Improving Credit Rating
How did you find out your credit rating was not what you thought it was? Was it when you were denied a loan you thought you would get? Was it when you didn't get that great interest rate on a car you saw on TV? Worse yet, were you denied a job because they saw you as a security risk? Any of these can happen to you without warning if you are not paying attention to your credit rating. There is no excuse to get caught of guard and none for not doing something to fix it. There are, however, a few myths that get people into trouble. You need to avoid those.
The biggest myth is that you should carry a high balance one your credit cards. This is totally not true. In fact, you should keep your balances below 35% of the limit. The bank knows you know how to borrow money; they want to know if you know how to pay it back. To that end, make your payments on time to keep a good payment history.
The second myth is that having lots of credit card improves your credit rating. This is not true. This is for the same reason just mention. If you do not use a card, close out the account. You only want a few cards with a good payment history.

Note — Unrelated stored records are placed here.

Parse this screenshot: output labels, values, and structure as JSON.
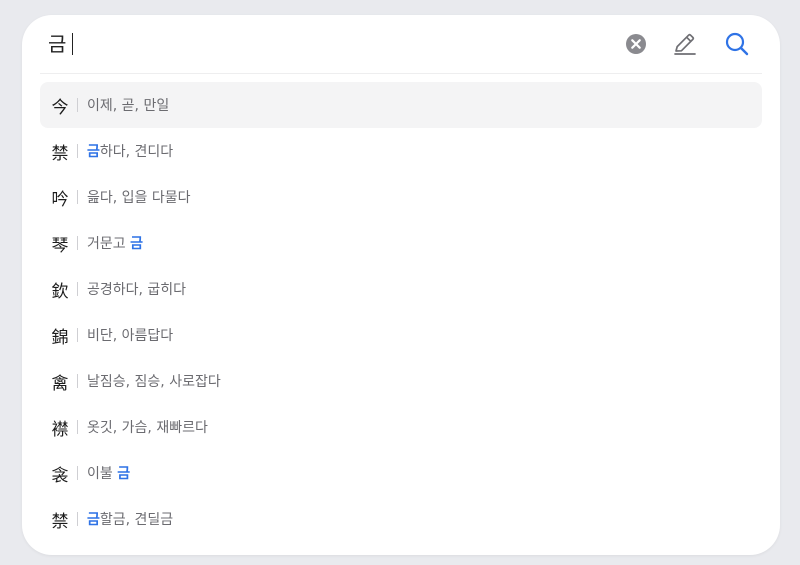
{
  "search": {
    "value": "금",
    "clear_icon": "clear-circle-x-icon",
    "pen_icon": "pen-handwriting-icon",
    "search_icon": "magnifier-icon"
  },
  "colors": {
    "highlight": "#2f73e6",
    "icon_gray": "#8a8a8f",
    "search_icon": "#2f73e6",
    "active_row_bg": "#f4f4f5"
  },
  "results": [
    {
      "hanja": "今",
      "parts": [
        {
          "t": "이제, 곧, 만일",
          "hl": false
        }
      ],
      "active": true
    },
    {
      "hanja": "禁",
      "parts": [
        {
          "t": "금",
          "hl": true
        },
        {
          "t": "하다, 견디다",
          "hl": false
        }
      ]
    },
    {
      "hanja": "吟",
      "parts": [
        {
          "t": "읊다, 입을 다물다",
          "hl": false
        }
      ]
    },
    {
      "hanja": "琴",
      "parts": [
        {
          "t": "거문고 ",
          "hl": false
        },
        {
          "t": "금",
          "hl": true
        }
      ]
    },
    {
      "hanja": "欽",
      "parts": [
        {
          "t": "공경하다, 굽히다",
          "hl": false
        }
      ]
    },
    {
      "hanja": "錦",
      "parts": [
        {
          "t": "비단, 아름답다",
          "hl": false
        }
      ]
    },
    {
      "hanja": "禽",
      "parts": [
        {
          "t": "날짐승, 짐승, 사로잡다",
          "hl": false
        }
      ]
    },
    {
      "hanja": "襟",
      "parts": [
        {
          "t": "옷깃, 가슴, 재빠르다",
          "hl": false
        }
      ]
    },
    {
      "hanja": "衾",
      "parts": [
        {
          "t": "이불 ",
          "hl": false
        },
        {
          "t": "금",
          "hl": true
        }
      ]
    },
    {
      "hanja": "禁",
      "parts": [
        {
          "t": "금",
          "hl": true
        },
        {
          "t": "할금, 견딜금",
          "hl": false
        }
      ]
    }
  ]
}
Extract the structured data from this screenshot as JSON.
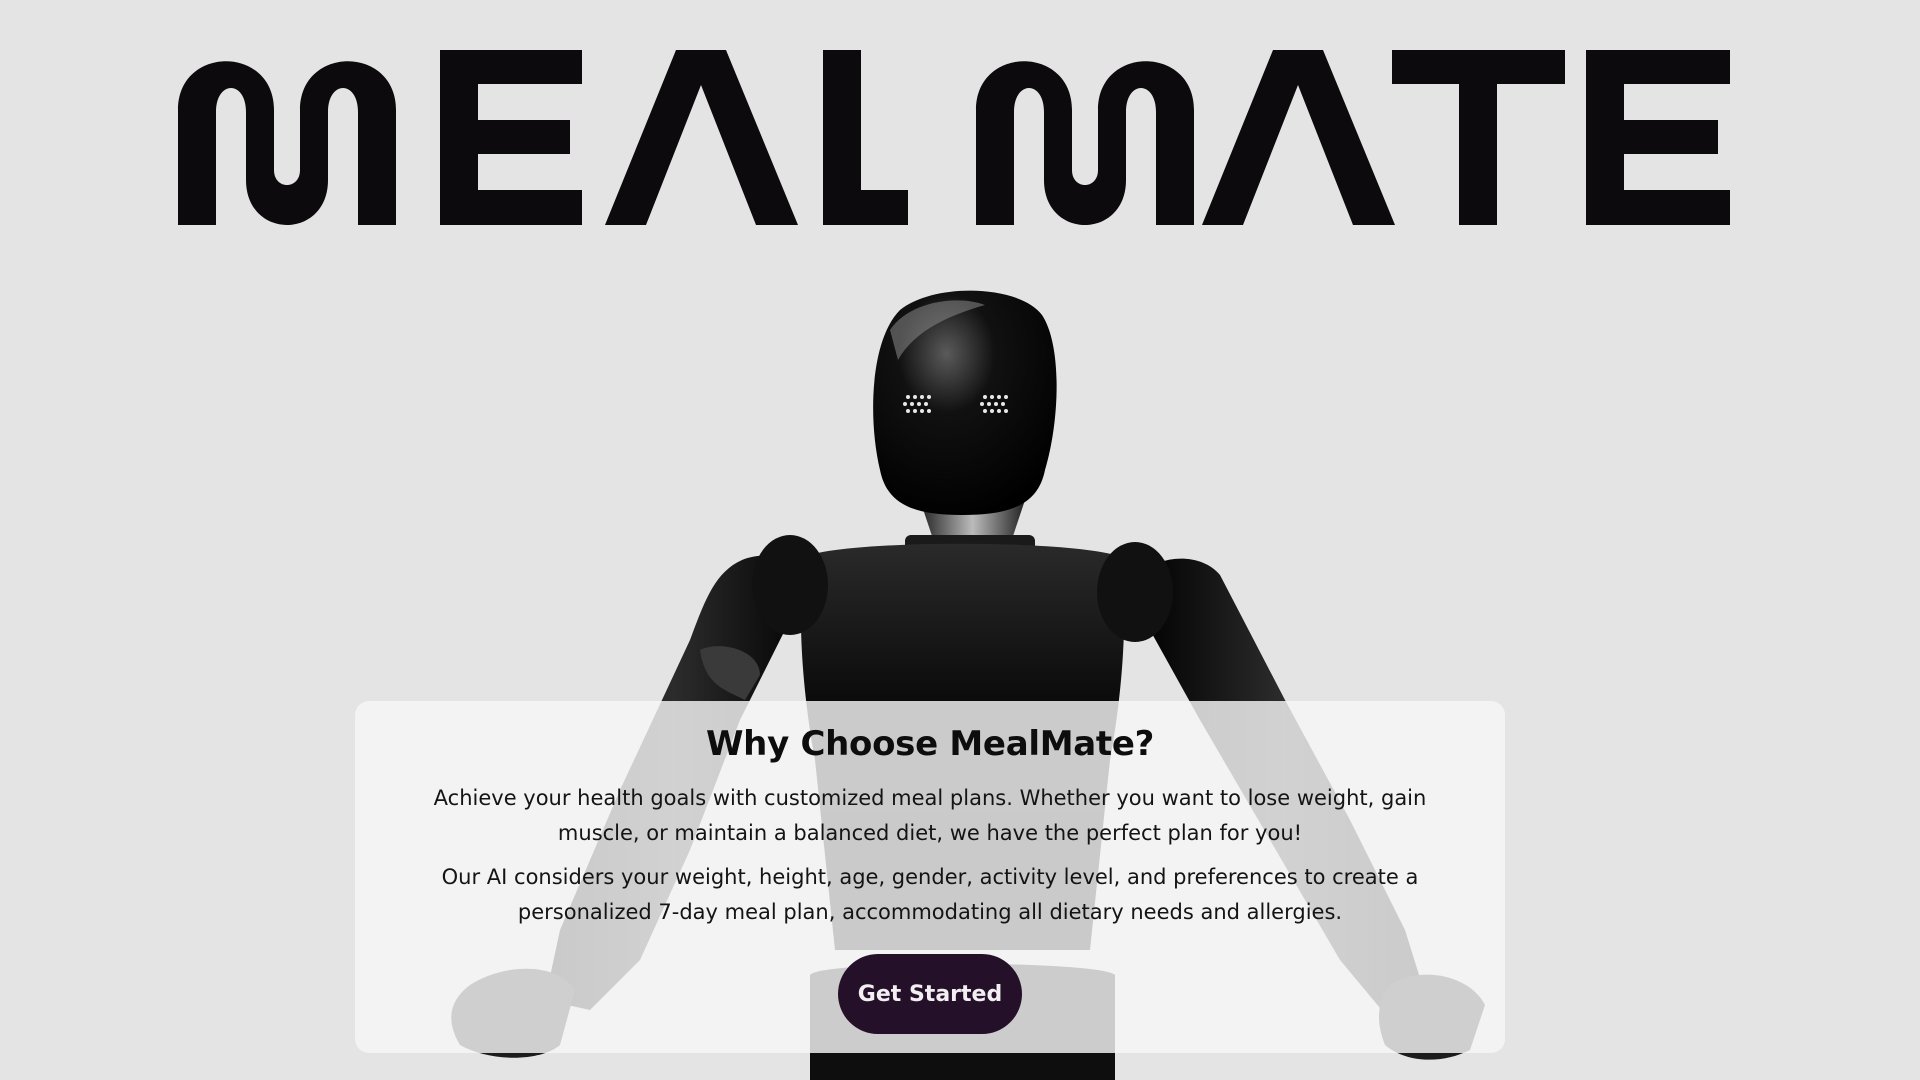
{
  "brand": {
    "name": "MEAL MATE"
  },
  "hero": {
    "image": "humanoid-robot-icon"
  },
  "card": {
    "title": "Why Choose MealMate?",
    "paragraph_1": "Achieve your health goals with customized meal plans. Whether you want to lose weight, gain muscle, or maintain a balanced diet, we have the perfect plan for you!",
    "paragraph_2": "Our AI considers your weight, height, age, gender, activity level, and preferences to create a personalized 7-day meal plan, accommodating all dietary needs and allergies.",
    "cta_label": "Get Started"
  },
  "colors": {
    "background": "#e4e4e4",
    "logo": "#0d0a0e",
    "cta_background": "#241028",
    "cta_text": "#f2eef2"
  }
}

On your end, this also makes it easier to keep track of your debt and even helps prevent credit card fraud because the more card numbers you have the more card numbers you can have stolen and the less likely you will notice.
Perhaps the best thing you can do for your credit rating is to keep track on what is on the reports the “Big 3” generate. Those would be the 3 companies that generate credit reports. They are Equifax, Experian, and TransUnion and they all have to give you one free copy of your credit report per year if you ask for it. There is no reason to pay a company to do that for you. Making sure they are accurate is the best way to stat improving your credit rating.